Acute respiratory distress syndrome (ARDS) is common in patients with severe traumatic injuries.1 Although effective therapies for ARDS are limited,2 timely recognition of ARDS and treatment with a lung protective mechanical ventilation strategy improves mortality.3 4 In subgroups of patients with more severe ARDS or those with absence or resolution of shock, therapies such as prone positioning5 or conservative fluid therapy6 may also be beneficial. However, the clinical diagnosis of ARDS is frequently delayed or missed,7 8 contributing to belated, inadequate or inappropriate treatment.

Plasma biomarkers are commonly used in conditions such as myocardial infarction and congestive heart failure to aid in clinical diagnosis and facilitate rapid application of appropriate therapies. Although plasma biomarkers of inflammation, lung epithelial and endothelial injury may facilitate early identification of patients with ARDS,9 10 the utility of plasma biomarkers for diagnosis of ARDS in patients with traumatic injuries has not been systematically investigated in large cohorts of patients. Only one prior study has examined plasma biomarkers for ARDS diagnosis among trauma patients, a small, single-center case–control study limited by discordant timing of plasma sampling and ARDS diagnosis.11

To rigorously examine the diagnostic performance of plasma biomarkers for ARDS among adult trauma patients, we evaluated 11 previously described biomarkers of inflammation and epithelial or endothelial injury in three prospective observational cohorts of patients with severe traumatic injury. We hypothesized that a panel of plasma biomarkers could accurately identify trauma patients with ARDS and that a panel of plasma biomarkers would improve ARDS diagnosis compared with clinician recognition alone.

Methods

Patient cohorts and clinical data collection

The derivation cohort consisted of 439 consecutive patients with severe traumatic injuries requiring admission to the Vanderbilt trauma intensive care unit (ICU) who were enrolled prospectively in the Validating Acute Lung Injury biomarkers for Diagnosis (VALID) cohort at Vanderbilt University Medical Center between 2006 and 2009. The VALID cohort is a prospective observational cohort study of critically ill patients at risk for ARDS. Inclusion criteria, enrollment and consent procedures have been previously described,12 and the VALID study was approved by the Vanderbilt Institutional Review Board (IRB) with a waiver of informed consent if the patient or surrogate were unable to provide consent. Patients were enrolled on the morning of ICU day 2 and phenotyped for ARDS daily for the first four ICU days. Within this cohort, cases (n=78) were defined as ARDS if they met Berlin ARDS criteria13 on ICU day 1 by review of clinical data and chest radiographs by consensus of two physician investigators who were blinded to biomarker levels. Controls were all other subjects (n=315) who did not meet Berlin ARDS criteria during the first 4 days of study enrollment. Patients who only met ARDS criteria on a single day or who first met criteria on ICU day 2, 3 or 4 (n=46) were excluded from the primary analysis but included in two sensitivity analyses first as cases, then as controls.

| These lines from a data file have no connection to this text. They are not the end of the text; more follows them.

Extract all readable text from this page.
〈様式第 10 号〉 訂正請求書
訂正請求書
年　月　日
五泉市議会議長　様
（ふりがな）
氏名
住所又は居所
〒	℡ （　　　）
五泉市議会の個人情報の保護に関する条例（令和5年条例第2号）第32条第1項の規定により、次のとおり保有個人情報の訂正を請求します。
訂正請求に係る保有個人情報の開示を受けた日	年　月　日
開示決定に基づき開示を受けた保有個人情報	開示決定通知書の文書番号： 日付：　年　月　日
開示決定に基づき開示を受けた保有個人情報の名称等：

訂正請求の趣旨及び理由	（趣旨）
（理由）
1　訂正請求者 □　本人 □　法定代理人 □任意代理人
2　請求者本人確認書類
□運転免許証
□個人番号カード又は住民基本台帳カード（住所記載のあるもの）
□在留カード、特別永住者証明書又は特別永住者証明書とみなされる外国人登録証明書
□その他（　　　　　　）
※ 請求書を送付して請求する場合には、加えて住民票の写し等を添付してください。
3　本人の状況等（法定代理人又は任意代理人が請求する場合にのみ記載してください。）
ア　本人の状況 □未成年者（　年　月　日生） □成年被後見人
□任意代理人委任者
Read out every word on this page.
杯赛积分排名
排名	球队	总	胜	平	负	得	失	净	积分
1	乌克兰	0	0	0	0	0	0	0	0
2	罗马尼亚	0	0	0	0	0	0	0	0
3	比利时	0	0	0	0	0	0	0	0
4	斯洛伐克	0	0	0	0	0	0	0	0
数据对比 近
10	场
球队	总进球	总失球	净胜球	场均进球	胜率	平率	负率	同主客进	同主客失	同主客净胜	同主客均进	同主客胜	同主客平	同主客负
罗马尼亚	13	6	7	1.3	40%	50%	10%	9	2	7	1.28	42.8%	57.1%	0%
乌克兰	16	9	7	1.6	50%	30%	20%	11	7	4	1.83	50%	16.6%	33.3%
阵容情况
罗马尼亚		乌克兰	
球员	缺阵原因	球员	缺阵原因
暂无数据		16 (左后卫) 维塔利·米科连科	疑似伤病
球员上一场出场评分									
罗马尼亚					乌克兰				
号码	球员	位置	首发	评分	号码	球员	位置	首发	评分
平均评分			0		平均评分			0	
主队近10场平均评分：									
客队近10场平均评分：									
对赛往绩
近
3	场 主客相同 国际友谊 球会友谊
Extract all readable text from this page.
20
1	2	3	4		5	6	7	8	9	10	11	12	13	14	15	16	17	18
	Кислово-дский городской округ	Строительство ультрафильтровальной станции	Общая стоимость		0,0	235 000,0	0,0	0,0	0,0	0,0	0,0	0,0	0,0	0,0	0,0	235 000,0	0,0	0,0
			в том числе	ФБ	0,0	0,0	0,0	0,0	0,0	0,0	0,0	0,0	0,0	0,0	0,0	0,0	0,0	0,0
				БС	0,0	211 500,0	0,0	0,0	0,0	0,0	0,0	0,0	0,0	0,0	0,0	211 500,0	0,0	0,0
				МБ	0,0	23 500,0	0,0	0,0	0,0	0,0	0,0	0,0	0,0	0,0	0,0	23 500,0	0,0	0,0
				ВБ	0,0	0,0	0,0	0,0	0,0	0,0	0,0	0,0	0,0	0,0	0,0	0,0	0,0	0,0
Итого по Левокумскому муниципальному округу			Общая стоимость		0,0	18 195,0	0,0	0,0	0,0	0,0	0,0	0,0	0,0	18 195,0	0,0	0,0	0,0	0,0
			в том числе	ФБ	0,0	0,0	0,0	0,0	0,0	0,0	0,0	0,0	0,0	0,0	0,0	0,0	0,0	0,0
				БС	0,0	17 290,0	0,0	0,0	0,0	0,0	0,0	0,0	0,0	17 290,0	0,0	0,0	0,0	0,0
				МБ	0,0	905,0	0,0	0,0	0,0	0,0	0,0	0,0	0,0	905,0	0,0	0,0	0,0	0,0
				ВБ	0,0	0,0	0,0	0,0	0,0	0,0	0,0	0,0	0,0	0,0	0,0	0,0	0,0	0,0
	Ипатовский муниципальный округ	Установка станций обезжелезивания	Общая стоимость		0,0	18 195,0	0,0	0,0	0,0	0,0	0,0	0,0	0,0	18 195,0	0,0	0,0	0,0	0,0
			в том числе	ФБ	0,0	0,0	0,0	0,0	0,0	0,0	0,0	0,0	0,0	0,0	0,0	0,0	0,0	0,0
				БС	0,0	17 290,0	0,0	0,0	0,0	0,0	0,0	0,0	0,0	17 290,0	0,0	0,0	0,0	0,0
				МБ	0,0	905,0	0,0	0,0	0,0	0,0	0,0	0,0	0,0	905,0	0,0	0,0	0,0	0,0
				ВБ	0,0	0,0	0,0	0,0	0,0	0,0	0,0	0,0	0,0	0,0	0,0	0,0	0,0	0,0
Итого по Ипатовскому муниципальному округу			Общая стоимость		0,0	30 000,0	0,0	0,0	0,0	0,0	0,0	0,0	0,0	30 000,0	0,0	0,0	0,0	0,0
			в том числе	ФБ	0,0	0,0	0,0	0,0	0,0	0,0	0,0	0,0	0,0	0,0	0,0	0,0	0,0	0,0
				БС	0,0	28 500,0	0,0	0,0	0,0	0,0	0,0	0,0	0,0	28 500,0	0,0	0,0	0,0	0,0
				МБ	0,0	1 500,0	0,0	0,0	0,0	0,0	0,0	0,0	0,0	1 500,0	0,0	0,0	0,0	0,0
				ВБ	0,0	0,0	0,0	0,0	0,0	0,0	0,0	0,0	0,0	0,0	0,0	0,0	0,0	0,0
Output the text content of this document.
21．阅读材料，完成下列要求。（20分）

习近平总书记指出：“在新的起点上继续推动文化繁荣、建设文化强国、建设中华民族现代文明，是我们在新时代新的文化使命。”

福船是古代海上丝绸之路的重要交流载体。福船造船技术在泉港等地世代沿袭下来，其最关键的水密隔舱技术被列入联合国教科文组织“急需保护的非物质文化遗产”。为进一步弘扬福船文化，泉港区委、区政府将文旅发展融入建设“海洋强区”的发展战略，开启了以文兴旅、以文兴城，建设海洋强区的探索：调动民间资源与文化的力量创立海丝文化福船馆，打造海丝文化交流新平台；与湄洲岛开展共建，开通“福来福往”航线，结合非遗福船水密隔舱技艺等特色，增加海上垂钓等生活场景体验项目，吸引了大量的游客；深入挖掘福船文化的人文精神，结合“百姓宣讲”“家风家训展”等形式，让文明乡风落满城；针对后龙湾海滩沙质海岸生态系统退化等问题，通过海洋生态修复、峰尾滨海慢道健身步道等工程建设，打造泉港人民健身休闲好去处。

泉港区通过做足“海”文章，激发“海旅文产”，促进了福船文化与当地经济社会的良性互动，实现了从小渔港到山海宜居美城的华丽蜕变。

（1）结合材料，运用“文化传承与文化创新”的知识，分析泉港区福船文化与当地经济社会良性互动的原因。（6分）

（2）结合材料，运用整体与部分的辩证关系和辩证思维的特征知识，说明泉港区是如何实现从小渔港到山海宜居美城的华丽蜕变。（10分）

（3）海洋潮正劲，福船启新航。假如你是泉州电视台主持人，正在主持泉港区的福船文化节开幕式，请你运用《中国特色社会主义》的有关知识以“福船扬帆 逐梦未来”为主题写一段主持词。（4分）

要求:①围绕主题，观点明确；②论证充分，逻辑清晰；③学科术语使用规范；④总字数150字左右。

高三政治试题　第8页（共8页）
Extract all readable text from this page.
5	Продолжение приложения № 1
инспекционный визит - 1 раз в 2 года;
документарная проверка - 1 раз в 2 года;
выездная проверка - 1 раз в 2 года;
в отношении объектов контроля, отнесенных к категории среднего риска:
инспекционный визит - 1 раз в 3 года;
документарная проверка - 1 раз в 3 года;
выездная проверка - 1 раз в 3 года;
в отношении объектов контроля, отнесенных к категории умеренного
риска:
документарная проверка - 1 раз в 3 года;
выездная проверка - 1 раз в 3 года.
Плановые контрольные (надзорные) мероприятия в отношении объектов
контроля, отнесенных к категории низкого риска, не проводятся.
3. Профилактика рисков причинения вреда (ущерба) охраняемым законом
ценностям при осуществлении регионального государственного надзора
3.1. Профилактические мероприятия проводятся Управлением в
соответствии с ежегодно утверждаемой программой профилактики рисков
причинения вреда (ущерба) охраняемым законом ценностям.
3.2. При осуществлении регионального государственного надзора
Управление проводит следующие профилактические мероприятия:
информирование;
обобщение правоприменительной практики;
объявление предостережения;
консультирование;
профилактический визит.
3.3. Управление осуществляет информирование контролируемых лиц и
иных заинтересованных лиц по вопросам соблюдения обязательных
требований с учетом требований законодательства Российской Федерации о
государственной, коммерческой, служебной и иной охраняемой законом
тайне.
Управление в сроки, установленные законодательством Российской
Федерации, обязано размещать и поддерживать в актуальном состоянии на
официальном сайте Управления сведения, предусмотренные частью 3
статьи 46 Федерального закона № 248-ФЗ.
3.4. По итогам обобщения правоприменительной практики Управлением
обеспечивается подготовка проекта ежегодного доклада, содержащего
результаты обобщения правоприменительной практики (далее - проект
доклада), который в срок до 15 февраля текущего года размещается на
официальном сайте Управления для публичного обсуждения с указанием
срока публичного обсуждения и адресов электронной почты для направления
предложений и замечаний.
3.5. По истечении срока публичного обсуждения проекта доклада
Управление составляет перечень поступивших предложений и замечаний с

The primary validation cohort consisted of 200 patients with severe blunt traumatic injuries enrolled in the University of California, San Francisco (UCSF) Activation of Coagulation and Inflammation in Trauma (ACIT) cohort at San Francisco General Hospital between 2005 and 2013.14 Detailed inclusion and exclusion criteria have been previously described.14 The study was approved by the UCSF Committee on Human Research with deferred informed consent, as previously described.14 In the ACIT cohort, patients were enrolled on arrival to the emergency department. ARDS was defined on the basis of Berlin criteria and ascertained by a two-physician review of all patient data for the first 7 days of hospitalization. For this analysis, cases were defined as ARDS if they met Berlin ARDS criteria13 within 48 hours of ICU admission by review of clinical data and chest radiographs by a two-physician investigator consensus. Controls were all other subjects without ARDS during the first 7 days of study enrollment. Patients who developed ARDS beyond 48 hours of ICU admission (n=29) were excluded from the primary analysis.Six patients with indeterminate ARDS status due to missing data were excluded from all analyses.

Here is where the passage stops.